Wśród dawnych hawajskich plemion (zanim dotarło tam chrześcijaństwo) nie wolno było w obecności ciężarnej kobiety powiedzieć ani jednego złego słowa, żadnych kłótni, złych wieści. Wierzono, że w ten sposób zapewni się dziecku odpowiednią energię, wibracje, warunki do prawidłowego rozwoju i szczęśliwego życia.
Ciekawe w jakiej atmosferze poczęliśmy się, o czym rozmawiali nasi rodzice, czy byli szczęśliwi w tym momencie życia, jakie uczucia i zdarzenia towarzyszyły mamie przez okres ciąży, czy była rozumiana, kochana, czy nie zaśmiecała swojego umysłu niestrawnymi telewizyjnymi programami i czy witano nas z radością, miłością i akceptacją. A może raczej był to strach, kłótnie, wymówki i od razu byliśmy odrzuceni?
Czy czuliśmy akceptację ojca i czułość dawaną mamie gdy byliśmy pod jej sercem?
Jeśli Cię odrzucił na myśl o Twoim istnieniu, najczęściej będziesz przyciągać do swojego życia partnerów o takich samych wibracjach.

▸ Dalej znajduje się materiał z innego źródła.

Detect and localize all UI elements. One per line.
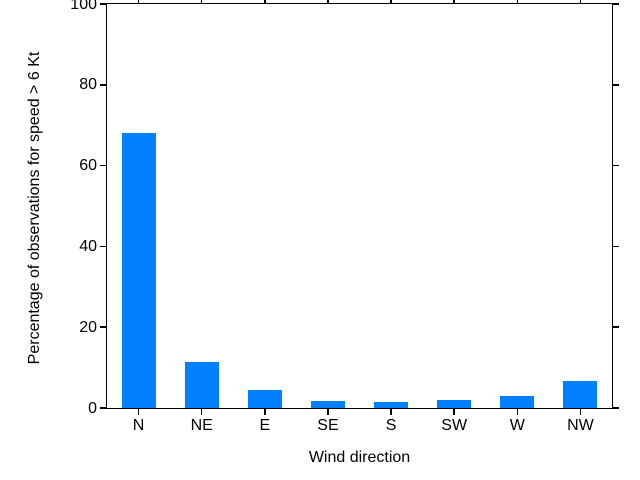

A co jeśli byłeś oczekiwany jako dziewczynka a urodziłeś się jako chłopiec lub odwrotnie? Masz w pamięci komórkowej brak akceptacji rodzica, jego niezadowolenie, zawiedzione ambicje co do Ciebie jako syna czy córki. Takie kobiety często mogą mieć w więcej tzw. pierwiastka męskiego,”walczą” w życiu o swoją kobiecość. Mężczyźni z taką pamięcią w komórkach często są zniewieściali, brak im genu ojcostwa, często wierności. Nie są wsparciem dla partnerki. W zasadzie trudno jest im pełnić w związku, w życiu rodziny rolę samca alfa.
Tutaj może mieć początek obojnactwo lub homoseksualizm. Program, że osoba nie czuje się dobrze w swoim ciele.
Jeśli były takie sytuacje, życie niewątpliwie nie staje się łatwe.
Warto zdawać sobie z tego sprawę aby się oczyścić i wyrzucić te programy z pamięci komórkowej. Aby uzdrowić swoje życie.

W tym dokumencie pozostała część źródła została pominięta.